Create BLOOMFILTER Index

Description

A Bloom Filter is a probabilistic data structure used to determine whether an element belongs to a set. This feature allows users to create Bloom Filter indexes in a table to improve query efficiency. For a detailed introduction, refer to Bloomfilter Index

Syntax

CREATE BLOOMFILTER INDEX [IF NOT EXISTS] index_name ON TABLE 
[schema].table_name(column_name)
[COMMENT 'comment']
[PROPERTIES ('key'='value')]

bloomfilter: Index type, using the Bloom filter algorithm.

index_name: The name of the index to be created, which must be under the specified schema and cannot be duplicated within the same schema.

schema: Optional parameter, used to specify the schema name of the table.

table_name: The name of the table to create the index on.

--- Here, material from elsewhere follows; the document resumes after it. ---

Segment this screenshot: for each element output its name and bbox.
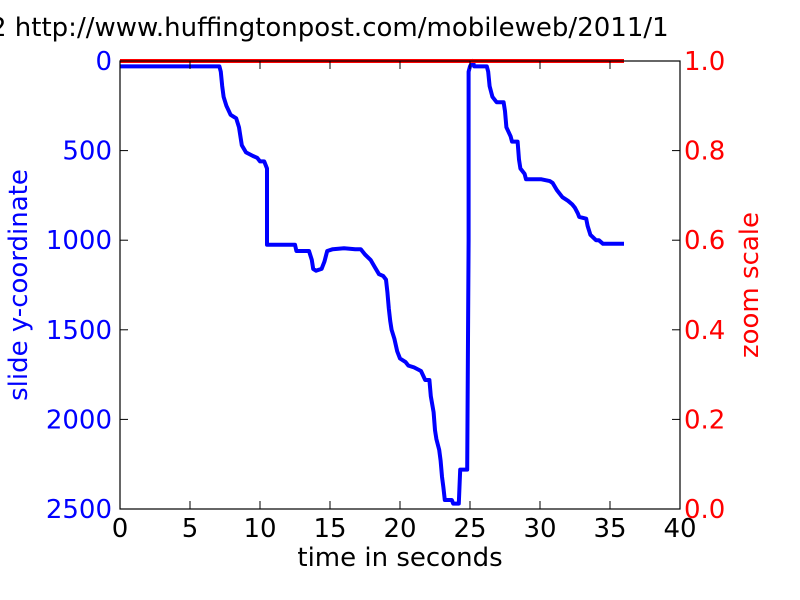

column_name: The name of the column to create the index on, currently only single-column indexes are supported.

COMMENT: Optional parameter, used to add a description of the index.

PROPERTIES: Optional parameter, reserved properties for Lakehouse, facilitating the addition of properties in the future.

Reference Documentation

Usage Notes

  1. After adding the BLOOMFILTER INDEX, it will only take effect for newly written data. Old data will not be affected. If old data needs to be effective, the data must be rewritten.
  2. A table can have multiple Bloom filter indexes.
  3. Type restrictions: interval, struct, map, array, and other types are not supported. If unsupported types are used, the system will report an error.

Instructions

BLOOMFILTER INDEX Instructions

Examples

  1. Specify BLOOMFILTER index when creating a table
    DROP TABLE IF EXISTS t;
    CREATE    TABLE t (
              order_id INT,
              customer_id INT,
              amount DOUBLE,
              order_year string,
              order_month string,
              INDEX order_id_index (order_id) BLOOMFILTER COMMENT 'BLOOMFILTER'
              );         
    INSERT INTO t
    VALUES (1, 101, 100.0, '2023','01'),
           (2, 102, 200.0, '2023','02'),
           (3, 103, 300.0, '2023','03'),
           (4, 104, 400.0, '2023','04'),
           (5, 105, 500.0, '2023','04');
    SHOW INDEX FROM t;
    +----------------+--------------+
    |   index_name   |  index_type  |
    +----------------+--------------+
    | order_id_index | bloom_filter |
    +----------------+--------------+
    
    DESC INDEX order_id_index;
    +--------------------+-------------------------+
    |     info_name      |       info_value        |
    +--------------------+-------------------------+
    | name               | order_id_index          |
    | creator            | UAT_TEST                |
    | created_time       | 2024-12-26 21:20:43.914 |
    | last_modified_time | 2024-12-26 21:20:43.914 |
    | comment            | BLOOMFILTER             |
    | index_type         | bloom_filter            |
    | table_name         | t                       |
    | table_column       | order_id                |
    +--------------------+-------------------------+
    DROP INDEX order_id_index;
  2. Add BLOOMFILTER Index to Existing Columns
   CREATE BLOOMFILTER INDEX customer_id_index
   ON TABLE public.t (customer_id)
   COMMENT 'xx';
   -- After the BLOOMFILTER INDEX is added, it will only take effect for newly written data. Old data will not be affected. If old data needs to be affected, the data must be rewritten.
   INSERT OVERWRTE t SELECT * FROM t;
   DESC INDEX customer_id_index;
   +--------------------+-------------------------+
   |     info_name      |       info_value        |
   +--------------------+-------------------------+
   | name               | customer_id_index       |
   | creator            | UAT_TEST                |
   | created_time       | 2024-12-26 21:24:57.649 |
   | last_modified_time | 2024-12-26 21:24:57.649 |
   | comment            | xx                      |
   | index_type         | bloom_filter            |
   | table_name         | t                       |
   | table_column       | customer_id             |
   +--------------------+-------------------------+
   DROP INDEX customer_id_index;